丘の上に三重塔の3層が見えている。写真は耕三寺境内の「未来の心の丘」から写したものだ。
万徳寺方面から来ると、石段をのぼったところに山門がある。朱塗りの四脚門だ。
拝観料は100円。
山門の前には観音堂。
山門をくぐって参道を登りきると、だだっ広い空き地になっている。本堂は明治6年に焼失し、三原の寺の解体で出た古材で仮本堂を建てたがそれも老朽化したため取り壊されたそうだ。本堂再建のための志納金を募っていた。
鐘堂と庫裏が残っていた。
さらに裏山に登ると朱塗りの三重塔がある。
室町中期の建築で国宝。禅宗の三重塔としては古いものだというのが国宝の指定理由らしい。
意匠は和様唐様の折衷様式。
1階の窓は純和様であれば連子窓であるべきところだが、花頭窓になっている辺りが典型的な禅宗の要素だ。

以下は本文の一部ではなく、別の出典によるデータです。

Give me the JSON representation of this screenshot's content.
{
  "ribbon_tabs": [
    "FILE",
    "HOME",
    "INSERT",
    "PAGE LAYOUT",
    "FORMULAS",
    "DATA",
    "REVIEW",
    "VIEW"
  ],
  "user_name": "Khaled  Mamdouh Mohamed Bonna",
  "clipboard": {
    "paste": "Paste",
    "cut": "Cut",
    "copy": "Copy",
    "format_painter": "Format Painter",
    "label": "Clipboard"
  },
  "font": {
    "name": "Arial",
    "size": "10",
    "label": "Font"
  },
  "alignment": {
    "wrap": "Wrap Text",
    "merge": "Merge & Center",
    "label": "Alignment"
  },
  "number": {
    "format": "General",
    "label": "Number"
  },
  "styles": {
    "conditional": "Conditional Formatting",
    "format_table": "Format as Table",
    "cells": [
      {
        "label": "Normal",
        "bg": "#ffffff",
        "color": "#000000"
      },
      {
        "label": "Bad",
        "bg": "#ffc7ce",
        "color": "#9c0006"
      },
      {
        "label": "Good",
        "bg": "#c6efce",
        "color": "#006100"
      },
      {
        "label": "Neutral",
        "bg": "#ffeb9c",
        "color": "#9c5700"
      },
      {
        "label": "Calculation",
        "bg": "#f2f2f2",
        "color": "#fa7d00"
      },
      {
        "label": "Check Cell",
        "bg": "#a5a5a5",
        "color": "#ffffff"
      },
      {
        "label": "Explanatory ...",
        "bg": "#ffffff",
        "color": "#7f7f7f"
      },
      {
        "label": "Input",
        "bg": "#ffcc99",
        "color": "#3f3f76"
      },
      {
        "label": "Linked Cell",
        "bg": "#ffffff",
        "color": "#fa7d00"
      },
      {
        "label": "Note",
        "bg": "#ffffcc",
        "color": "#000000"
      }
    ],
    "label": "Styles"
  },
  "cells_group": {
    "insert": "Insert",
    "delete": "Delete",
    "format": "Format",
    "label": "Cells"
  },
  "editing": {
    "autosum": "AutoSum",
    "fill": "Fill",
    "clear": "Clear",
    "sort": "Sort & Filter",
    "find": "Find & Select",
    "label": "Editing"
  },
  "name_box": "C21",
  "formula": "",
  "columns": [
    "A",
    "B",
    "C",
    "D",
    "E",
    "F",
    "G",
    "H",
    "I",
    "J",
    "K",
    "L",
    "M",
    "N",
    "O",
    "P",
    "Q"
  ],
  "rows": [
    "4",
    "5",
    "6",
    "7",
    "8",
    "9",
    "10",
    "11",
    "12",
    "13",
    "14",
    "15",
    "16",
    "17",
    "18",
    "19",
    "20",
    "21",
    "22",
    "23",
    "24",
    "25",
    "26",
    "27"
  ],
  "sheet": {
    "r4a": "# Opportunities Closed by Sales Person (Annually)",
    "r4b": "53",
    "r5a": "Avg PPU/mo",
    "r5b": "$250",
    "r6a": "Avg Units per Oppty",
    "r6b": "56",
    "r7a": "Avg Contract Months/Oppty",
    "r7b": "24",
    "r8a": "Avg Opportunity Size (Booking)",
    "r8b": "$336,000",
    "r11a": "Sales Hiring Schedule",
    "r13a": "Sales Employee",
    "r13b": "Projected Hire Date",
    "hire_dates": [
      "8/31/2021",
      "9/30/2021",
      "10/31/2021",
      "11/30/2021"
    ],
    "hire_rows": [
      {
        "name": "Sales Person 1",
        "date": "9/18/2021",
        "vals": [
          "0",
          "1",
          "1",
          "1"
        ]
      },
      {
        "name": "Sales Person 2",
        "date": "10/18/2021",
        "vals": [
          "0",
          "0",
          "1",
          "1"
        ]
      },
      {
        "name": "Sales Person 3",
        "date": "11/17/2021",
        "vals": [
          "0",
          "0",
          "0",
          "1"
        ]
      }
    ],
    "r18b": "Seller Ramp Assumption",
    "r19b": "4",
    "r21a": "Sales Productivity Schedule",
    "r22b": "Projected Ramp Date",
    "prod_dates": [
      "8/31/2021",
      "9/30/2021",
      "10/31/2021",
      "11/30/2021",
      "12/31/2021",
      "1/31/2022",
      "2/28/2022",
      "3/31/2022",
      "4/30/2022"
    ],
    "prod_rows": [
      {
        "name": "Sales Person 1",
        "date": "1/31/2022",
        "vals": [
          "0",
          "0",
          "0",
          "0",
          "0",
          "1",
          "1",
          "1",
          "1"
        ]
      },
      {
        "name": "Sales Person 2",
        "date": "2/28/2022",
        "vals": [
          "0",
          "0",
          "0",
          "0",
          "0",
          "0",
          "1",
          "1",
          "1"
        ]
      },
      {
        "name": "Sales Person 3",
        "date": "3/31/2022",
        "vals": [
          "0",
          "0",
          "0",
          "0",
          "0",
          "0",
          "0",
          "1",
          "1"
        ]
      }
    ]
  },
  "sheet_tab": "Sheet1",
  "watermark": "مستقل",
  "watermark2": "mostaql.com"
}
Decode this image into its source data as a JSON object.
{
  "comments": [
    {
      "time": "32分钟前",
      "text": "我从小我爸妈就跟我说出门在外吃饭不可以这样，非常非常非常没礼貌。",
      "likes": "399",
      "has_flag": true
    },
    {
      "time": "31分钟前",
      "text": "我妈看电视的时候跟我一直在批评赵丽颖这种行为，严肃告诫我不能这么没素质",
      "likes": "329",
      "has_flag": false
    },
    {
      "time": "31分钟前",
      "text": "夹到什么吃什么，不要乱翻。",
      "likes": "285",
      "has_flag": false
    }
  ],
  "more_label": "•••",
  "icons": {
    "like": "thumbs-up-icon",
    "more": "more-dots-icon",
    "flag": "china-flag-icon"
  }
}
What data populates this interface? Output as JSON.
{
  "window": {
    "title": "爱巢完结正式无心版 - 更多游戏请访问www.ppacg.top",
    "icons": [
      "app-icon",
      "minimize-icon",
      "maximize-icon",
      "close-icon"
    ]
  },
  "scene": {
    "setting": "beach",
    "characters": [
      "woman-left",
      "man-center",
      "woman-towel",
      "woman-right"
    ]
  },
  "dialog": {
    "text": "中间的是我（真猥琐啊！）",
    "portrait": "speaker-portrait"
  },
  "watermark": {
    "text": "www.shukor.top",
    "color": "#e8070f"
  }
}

1階の軒は2軒本繁垂木の扇垂木。つまり2重になっている繁垂木で、垂木が平行ではなく隅の部分で45度になるよう、扇がひらいたようになっている。普通は3層が扇垂木で、1-2層は平行垂木というのが多いのだが、この塔は逆だ。
組み物は唐様の3手先。つまり柱上の組み物が3段に積み上げている構造だ。
1階は全体的に唐様が強く出ていて、唐様意匠のデパートといった様相を見せている。
裏山は八十八カ所ミニ霊場になっていた。